Wednesday, September 15, 2021

The University of Iowa is seeking state funding to modernize an iconic building on campus that is home to one of the fastest-growing undergraduate programs.

MacLean Hall houses Iowa’s computer science and math departments. Computer science is a fast-growing course of study with more than 1,000 graduate and undergraduate majors. Computer science grads join many tech-related professions needed throughout the state of Iowa.

The Board of Regents, State of Iowa, on Sept. 16 approved the university’s $27.9 million legislative request to modernize MacLean Hall, situated on the southwest corner of the Pentacrest. The request now will go to the Iowa Legislature for consideration during the next session, which begins in January. State funding for building projects at institutions the board oversees is considered separately from general, ongoing expenses. 

The MacLean renovations would be the first in a series of sorely needed upgrades to three of the five buildings that make up the Pentacrest—MacLean, Jessup, and Macbride—that have remained largely untouched for 100 years.

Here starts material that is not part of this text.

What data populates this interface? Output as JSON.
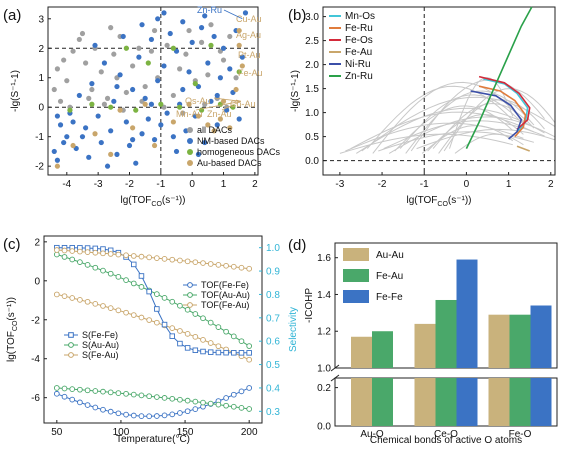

The other two buildings, Old Capitol and Schaeffer Hall, were renovated in 2006 and 1998, respectively. Plans to update MacLean, Jessup, and Macbride were in the works as early as 2007, but were derailed by catastrophic flooding the following summer that forced the university to reprioritize its construction itinerary.

“The Pentacrest is the heart of our campus, and it’s vital that we keep these buildings up to date so they can effectively support our core mission of academics and serve our students,” says Kevin Kregel, executive vice president and provost.

If approved by the legislature, design work could begin as early as spring 2022, but no visible construction would take place until 2023. The renovations would correct safety deficiencies, improve accessibility, add new wiring and communications capabilities, modernize classrooms to meet university and industry standards, improve restrooms, renew lighting, and refurbish the exterior in keeping with its historical character. HVAC systems throughout the building also would be upgraded.

“These buildings are historic in nature and are extremely valuable to the university. They’re keepers, and you want to put the programs back into buildings that belong there long term,” says Rod Lehnertz, senior vice president for finance and operations. “It’s a priority for the university to shift its focus to how we can better serve the needs of our students by returning the most centrally located buildings on our campus to academic space and student-oriented functions.”

Without the modernization and efficiency improvements, MacLean Hall and its companions will become more costly to the university. The current deferred maintenance backlog for MacLean alone is estimated at $8 million. If not attended to, this figure will grow rapidly during the next 10 years, and work could increasingly interrupt the building’s academic mission.

“The buildings that comprise the Pentacrest contribute to the character and image of the university,” says Lehnertz. “The preservation of these iconic buildings is of vital importance to our students, alumni, faculty, and staff. It is possible to continue to defer renewal, maintenance, and upgrades; however, doing so would be a costly short-term solution for some of the most significant buildings on our campus.

“It’s time to focus on these buildings at the very core of our campus and make sure they are once again academically oriented and focused on student success.”

The history of the Pentacrest

2017_05_04-Spring 2017 Aerials-jatorner-1748.JPG

The Pentacrest comprises four monumental limestone halls organized on diagonal axes around Old Capitol, the original capitol building for the state of Iowa. “Pentacrest,” which means “five on a place of prominence,” was chosen after a 1924 naming contest sponsored by the Daily Iowan in celebration of the completion of its final building, Jessup Hall. 

  • Old Capitol (center) became the university’s first permanent building in 1857 when the state legislature moved from Iowa City to Des Moines. It has been designated a National Historic Landmark. After a 2001 fire that destroyed the cupola and dome, the building was restored in the spirit of its original design. It was originally constructed 1842, and has served multiple collegiate and academic purposes. It hosted the office of the UI president until 1976, when it was converted to a museum celebrating the history of the University of Iowa, Iowa City, and the state of Iowa.
  • MacLean Hall (upper left) was the third of the four buildings erected to anchor the Pentacrest. Its cornerstone was laid in 1910, and it opened in 1912. It is named for George E. MacLean, who served as the eighth president of the university, from 1899 to 1911.
  • Jessup Hall (upper right)  is named for Walter Jessup, one of the university’s most visionary leaders and who served as its 11th president from 1916 to 1934. It was built in 1924 and became the final building on the Pentacrest.
  • Schaeffer Hall (lower left) opened in 1902 and is named after Charles A. Schaeffer, who served as the university’s seventh president, from 1887 to 1898. Schaeffer is credited with developing a comprehensive building plan for the university and first envisioning the layout of the Pentacrest. The plan for the Pentacrest was inspired by the 1893 World’s Fair in Chicago. The building was remodeled and modernized in 1998.
  • Macbride Hall (lower right), built in 1908, houses the largest classrooms on campus as well as the nation’s oldest university museum west of the Mississippi. It is named after Thomas Huston Macbride, who served as the 10th president of the university from 1914 to 1916.